Treen sees technology playing a key role in strengthening safety culture by giving employees instant access to safety policies and procedures. “Organizations are getting to the point where every individual in the workplace who carries a tablet or phone can have every procedure at their fingertips,” he said, noting that the next step would be ensuring these same employees have access to videos that demonstrate how to work safely in any scenario.

By engaging seasoned operators to determine the best way to complete procedures and then sharing these practices across the organization through technology, he said employers can ensure “everyone is on the same page” when it comes to safe work practices. “Even if people read and retain a procedure, they’re not going to have the same picture in their mind about what they read, and this is where technology can help.”

A team effort

Beyond improving safety-related communication and SIF reporting within organizations is the importance of collaboration and transparency on safety issues across the industry. To that end, the Health & Safety Society of CIM, in conjunction with CIM Magazine, has produced several webinars focused on SIF prevention. The society has also appointed a SIF prevention working group to work with industry to develop a national Canadian SIF database over the next two years that companies can access and contribute to.

John Doyle, managing partner at SolutionStream Performance Improvement Group, has been consulting on strategy, leadership and organization culture for the last 25 years and is on the working group alongside Treen and Winkel. He said the database will be a place for all mining companies in Canada to cite SIF incidents, collaborate and share learnings on a timely basis to get better at preventing fatalities and serious injuries in mining.

“Right now, each province has its own standards, statistics and reporting structure and there is nowhere where we tie it all together,” he said. “When a fatality happens, we often know about it, but we don’t know exactly what happened. The sooner we can learn about it, the sooner we can look in our own backyards to see if we have a similar situation going on.”

While there has been tremendous progress in mining over the last 25 years to broadly reduce injuries, Doyle said the industry has “flatlined” on the serious injury and fatality side; the challenge still lies in fully understanding how to change that. “It’s about how to create a zero-fatality mindset and a belief across all levels of the operation that we’re not going to lose people or send them home debilitated from serious injuries,” he said.
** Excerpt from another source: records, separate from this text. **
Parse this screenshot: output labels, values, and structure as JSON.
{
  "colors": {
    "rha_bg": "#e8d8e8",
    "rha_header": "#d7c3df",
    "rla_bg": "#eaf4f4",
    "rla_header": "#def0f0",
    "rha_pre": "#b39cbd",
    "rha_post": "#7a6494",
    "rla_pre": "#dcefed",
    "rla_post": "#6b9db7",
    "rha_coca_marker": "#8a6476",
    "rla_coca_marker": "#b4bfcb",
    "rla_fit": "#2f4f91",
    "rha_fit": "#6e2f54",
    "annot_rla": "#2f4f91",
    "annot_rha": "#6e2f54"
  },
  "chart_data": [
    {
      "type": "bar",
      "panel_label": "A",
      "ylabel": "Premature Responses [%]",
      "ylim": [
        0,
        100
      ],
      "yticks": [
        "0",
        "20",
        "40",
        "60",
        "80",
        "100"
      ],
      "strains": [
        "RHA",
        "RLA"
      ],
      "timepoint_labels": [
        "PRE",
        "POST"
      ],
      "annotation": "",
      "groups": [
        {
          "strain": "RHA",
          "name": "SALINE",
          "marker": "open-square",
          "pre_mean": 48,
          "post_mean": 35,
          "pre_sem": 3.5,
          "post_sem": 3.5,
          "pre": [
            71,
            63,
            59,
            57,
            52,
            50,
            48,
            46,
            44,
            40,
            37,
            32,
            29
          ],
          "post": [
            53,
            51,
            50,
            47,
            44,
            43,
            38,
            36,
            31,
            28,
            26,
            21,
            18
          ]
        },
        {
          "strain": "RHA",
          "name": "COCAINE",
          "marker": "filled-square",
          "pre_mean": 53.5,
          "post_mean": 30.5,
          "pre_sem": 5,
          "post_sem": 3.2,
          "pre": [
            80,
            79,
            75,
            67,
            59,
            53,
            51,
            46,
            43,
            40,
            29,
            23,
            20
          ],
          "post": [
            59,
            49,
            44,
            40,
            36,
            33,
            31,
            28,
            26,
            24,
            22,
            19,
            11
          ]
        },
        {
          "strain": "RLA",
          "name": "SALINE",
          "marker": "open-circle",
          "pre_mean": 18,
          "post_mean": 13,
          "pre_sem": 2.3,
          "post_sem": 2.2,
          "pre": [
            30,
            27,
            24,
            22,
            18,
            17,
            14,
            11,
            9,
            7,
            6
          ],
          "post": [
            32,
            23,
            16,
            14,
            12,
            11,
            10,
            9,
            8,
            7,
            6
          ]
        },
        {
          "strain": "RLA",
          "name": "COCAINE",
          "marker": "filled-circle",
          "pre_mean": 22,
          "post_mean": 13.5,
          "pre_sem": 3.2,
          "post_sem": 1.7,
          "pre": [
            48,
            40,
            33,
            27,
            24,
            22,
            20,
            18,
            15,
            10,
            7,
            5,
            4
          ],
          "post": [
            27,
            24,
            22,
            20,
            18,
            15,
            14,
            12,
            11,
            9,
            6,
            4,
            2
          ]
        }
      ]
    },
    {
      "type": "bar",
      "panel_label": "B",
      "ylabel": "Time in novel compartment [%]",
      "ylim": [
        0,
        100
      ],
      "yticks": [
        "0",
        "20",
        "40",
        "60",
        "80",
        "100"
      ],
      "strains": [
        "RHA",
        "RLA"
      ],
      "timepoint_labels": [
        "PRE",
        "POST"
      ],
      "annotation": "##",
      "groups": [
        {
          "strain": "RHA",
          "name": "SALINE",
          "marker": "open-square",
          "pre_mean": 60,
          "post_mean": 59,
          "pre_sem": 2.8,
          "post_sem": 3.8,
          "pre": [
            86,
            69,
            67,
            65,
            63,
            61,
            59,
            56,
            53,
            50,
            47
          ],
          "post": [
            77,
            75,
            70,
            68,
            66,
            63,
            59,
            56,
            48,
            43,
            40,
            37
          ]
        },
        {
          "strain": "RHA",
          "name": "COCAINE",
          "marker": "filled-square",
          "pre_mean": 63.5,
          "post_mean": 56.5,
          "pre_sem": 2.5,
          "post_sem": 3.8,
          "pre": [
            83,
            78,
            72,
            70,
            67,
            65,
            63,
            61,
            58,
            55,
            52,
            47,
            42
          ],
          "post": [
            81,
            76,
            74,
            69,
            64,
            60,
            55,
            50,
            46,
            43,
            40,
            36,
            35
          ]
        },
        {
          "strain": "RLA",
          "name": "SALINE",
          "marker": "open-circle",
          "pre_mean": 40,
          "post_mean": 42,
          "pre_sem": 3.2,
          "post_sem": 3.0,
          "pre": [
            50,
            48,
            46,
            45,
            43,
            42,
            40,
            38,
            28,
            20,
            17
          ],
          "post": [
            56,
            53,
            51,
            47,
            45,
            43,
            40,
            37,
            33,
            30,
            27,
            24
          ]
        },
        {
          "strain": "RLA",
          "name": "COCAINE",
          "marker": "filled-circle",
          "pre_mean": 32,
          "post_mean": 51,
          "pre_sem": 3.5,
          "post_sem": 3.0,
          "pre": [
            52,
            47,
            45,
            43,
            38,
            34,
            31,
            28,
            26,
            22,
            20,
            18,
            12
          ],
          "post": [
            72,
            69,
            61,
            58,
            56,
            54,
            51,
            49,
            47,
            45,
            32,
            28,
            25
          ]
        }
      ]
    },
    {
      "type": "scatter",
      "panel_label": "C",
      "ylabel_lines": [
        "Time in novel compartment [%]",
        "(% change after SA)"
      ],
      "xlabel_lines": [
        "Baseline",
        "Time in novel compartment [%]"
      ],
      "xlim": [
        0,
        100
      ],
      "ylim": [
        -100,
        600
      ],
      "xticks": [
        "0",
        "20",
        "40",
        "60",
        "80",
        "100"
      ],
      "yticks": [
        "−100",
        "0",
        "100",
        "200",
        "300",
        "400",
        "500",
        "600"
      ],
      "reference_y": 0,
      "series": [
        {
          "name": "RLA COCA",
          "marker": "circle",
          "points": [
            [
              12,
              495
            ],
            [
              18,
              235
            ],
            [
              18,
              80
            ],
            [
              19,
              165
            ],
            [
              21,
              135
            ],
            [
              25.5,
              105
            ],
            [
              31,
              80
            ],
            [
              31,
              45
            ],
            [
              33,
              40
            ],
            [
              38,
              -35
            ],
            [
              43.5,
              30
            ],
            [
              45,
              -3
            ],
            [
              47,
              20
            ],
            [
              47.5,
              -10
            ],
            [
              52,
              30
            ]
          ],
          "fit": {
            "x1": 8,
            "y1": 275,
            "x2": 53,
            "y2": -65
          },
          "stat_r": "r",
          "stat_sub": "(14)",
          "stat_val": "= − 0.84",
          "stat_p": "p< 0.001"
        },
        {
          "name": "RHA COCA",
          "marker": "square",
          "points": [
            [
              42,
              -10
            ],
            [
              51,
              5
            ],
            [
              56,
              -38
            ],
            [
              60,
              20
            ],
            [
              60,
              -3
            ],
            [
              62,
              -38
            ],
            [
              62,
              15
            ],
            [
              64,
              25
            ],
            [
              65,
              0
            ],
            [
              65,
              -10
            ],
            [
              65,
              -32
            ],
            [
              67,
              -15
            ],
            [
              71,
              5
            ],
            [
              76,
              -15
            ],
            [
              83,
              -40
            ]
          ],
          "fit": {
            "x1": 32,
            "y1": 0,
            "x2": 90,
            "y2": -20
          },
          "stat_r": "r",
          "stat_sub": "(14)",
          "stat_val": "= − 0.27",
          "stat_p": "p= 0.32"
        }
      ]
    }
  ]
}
Even with the best safety plans in place, Doyle said organizations need to recognize that a safety culture will not happen overnight; it takes consistency, visible leaders at all levels willing to listen and workers who feel empowered to speak up and act. “There are some mining operations that are already well on their way because they had inspired leaders who understood the important role of leadership, and then there are others that still have a lot of work to get there,” he said.

As ICMM’s Cartwright noted, leadership is still central in turning safety culture from aspiration into reality. “When leaders consistently model safe behaviours, empower people to speak up about hazards and tie decision making to risk awareness, safety becomes embedded in daily operations and resilient—even as technology, processes and risks evolve,” she said.